How do you see Saudi women's contribution in the labor, social and political arenas in the coming 20 years? And what's required in order for Saudi women to actualize your future vision?
Saudi women are proving themselves and are taking on roles and responsibilities that make positive contributions to Saudi society and the economy. The Custodian of the Two Holy Mosques and his administration have made a commitment to increasing the profile of women in government and to providing women every opportunity to excel, both academically and professionally. This will only continue moving forward. After all, we did not build the world's largest and hopefully, one day, the finest women's university - Princess Noora Bint Abdulrahman University - as just an exercise. That facility and all the other fine educational institutions for women across Saudi Arabia are meant to produce strong capable graduates. Saudi women will undoubtedly make their mark.
What measures and standards are yet to be (and must be) applied to Saudi media? And what are your expectations in the next twenty years?
Media is growing by leaps and bounds with the younger generations stepping forward to address demand for media content of all types. This makes this current period an exciting time for media. Independent television producers are developing worthwhile content, and on the Internet there has been an explosion of youth driven content, including YouTube channels, blogs and forums. These are important creative and informational outlets, and I see their development being a net positive for the Kingdom.
What impact will social media have regarding change in the Kingdom?
Recent statistics show that Saudi Arabia is a leading nation in YouTube and social media use; and with social media, we are seeing real-time dialogue on important issues, and frankly, some not so important issues. But this dialogue is shaping the nature of public discourse.
Learning from the past
What are three or four mistakes that have been repeated in the Kingdom during the past two decades? And how could we eliminate these mistakes in order to develop the Kingdom?

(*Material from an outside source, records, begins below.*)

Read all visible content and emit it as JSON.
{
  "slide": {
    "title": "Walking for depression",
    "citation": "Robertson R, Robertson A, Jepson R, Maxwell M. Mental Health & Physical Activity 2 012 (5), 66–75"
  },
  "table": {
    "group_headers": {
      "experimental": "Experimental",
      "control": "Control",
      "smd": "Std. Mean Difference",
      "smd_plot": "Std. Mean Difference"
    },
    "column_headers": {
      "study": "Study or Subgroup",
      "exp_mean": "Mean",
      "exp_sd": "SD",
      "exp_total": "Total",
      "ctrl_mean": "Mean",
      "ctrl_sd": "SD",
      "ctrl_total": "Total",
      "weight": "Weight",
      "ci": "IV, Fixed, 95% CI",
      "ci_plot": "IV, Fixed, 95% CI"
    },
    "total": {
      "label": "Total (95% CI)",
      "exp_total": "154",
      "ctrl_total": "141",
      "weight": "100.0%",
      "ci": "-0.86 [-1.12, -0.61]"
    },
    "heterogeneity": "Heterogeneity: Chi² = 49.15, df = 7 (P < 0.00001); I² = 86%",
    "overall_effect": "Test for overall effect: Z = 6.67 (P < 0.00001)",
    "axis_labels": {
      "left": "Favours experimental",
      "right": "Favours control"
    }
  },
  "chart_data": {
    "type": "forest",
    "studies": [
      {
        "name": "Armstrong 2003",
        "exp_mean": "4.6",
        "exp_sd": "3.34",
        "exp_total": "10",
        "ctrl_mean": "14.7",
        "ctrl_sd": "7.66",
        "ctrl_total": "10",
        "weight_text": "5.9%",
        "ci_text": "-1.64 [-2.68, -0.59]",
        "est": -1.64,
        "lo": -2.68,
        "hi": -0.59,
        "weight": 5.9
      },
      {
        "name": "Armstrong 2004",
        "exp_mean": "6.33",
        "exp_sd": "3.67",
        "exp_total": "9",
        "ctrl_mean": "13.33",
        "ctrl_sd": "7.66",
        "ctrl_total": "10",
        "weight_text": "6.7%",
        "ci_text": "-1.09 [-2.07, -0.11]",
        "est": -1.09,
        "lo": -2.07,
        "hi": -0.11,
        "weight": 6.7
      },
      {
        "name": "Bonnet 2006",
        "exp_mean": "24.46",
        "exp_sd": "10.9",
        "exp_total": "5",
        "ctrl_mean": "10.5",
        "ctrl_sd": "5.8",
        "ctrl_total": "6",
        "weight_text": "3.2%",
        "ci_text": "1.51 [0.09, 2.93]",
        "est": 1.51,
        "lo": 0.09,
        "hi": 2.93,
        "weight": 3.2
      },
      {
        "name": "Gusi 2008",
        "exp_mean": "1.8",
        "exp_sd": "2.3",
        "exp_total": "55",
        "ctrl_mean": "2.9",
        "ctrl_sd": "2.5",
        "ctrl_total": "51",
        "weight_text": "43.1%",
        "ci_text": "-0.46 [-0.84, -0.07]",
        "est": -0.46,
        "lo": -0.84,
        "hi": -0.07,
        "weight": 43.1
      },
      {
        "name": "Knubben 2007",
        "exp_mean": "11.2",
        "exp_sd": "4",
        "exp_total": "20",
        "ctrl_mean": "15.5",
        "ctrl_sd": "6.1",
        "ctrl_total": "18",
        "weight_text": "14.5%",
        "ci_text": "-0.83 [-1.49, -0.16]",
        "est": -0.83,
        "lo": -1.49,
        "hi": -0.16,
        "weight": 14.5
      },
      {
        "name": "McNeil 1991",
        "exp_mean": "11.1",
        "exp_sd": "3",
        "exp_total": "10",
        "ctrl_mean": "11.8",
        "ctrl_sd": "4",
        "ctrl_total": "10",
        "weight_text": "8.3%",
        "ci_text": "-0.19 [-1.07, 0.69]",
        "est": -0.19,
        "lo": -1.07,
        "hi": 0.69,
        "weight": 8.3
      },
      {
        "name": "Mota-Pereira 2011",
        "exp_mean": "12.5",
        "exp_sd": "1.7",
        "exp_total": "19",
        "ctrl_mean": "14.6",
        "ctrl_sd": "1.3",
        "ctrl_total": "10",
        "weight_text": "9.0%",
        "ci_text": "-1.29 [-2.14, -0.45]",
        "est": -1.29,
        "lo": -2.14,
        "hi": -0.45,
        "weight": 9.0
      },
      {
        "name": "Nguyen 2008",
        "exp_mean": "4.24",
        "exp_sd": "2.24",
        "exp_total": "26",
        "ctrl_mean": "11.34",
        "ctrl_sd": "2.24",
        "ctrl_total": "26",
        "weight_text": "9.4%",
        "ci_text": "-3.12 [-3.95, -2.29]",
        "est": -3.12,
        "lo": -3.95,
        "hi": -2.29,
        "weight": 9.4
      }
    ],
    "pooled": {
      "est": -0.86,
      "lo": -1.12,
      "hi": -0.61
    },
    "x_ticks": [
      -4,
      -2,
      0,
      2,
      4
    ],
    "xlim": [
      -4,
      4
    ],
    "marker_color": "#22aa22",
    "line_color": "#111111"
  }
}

I think that looking for mistakes is far too easy. Anyone can point a finger. It is more important to put the past 20 years in context. To speak frankly, Saudi Arabia, in many ways, has been asked to do in a few short decades, what it took other nations centuries to do. Just think back the industrial revolution and how long it took for that to develop, unfold and mature. Yet Saudi Arabia went from being preindustrial to fully industrial in the blink of any eye. The successive changes that have faced the Kingdom have happened equally as fast with technology pouring into the country, driving change at breakneck speeds. In such an environment, bumps in the road will be encountered. The issue is how well we are progressing in navigating those bumps and whether we are progressing to a point where such obstacles will no longer be an issue. I think unequivocally, Saudi Arabia is moving in the right direction. What is important is that we stress effectiveness, efficiency and quality in all that we do and that we improve on these over time.
Message to youth
Given that the youth make up the majority of the Saudi population, what message would you want conveyed to them? And what else would you say to the rest of the population?
My message to the youth is that they have to take personal responsibility for their future. Aid and assistance will no doubt abound, but this does not absolve a person from taking personal responsibility. In addition, they need to set long-term objectives regarding what they want to be, and they must strive to achieve these objectives.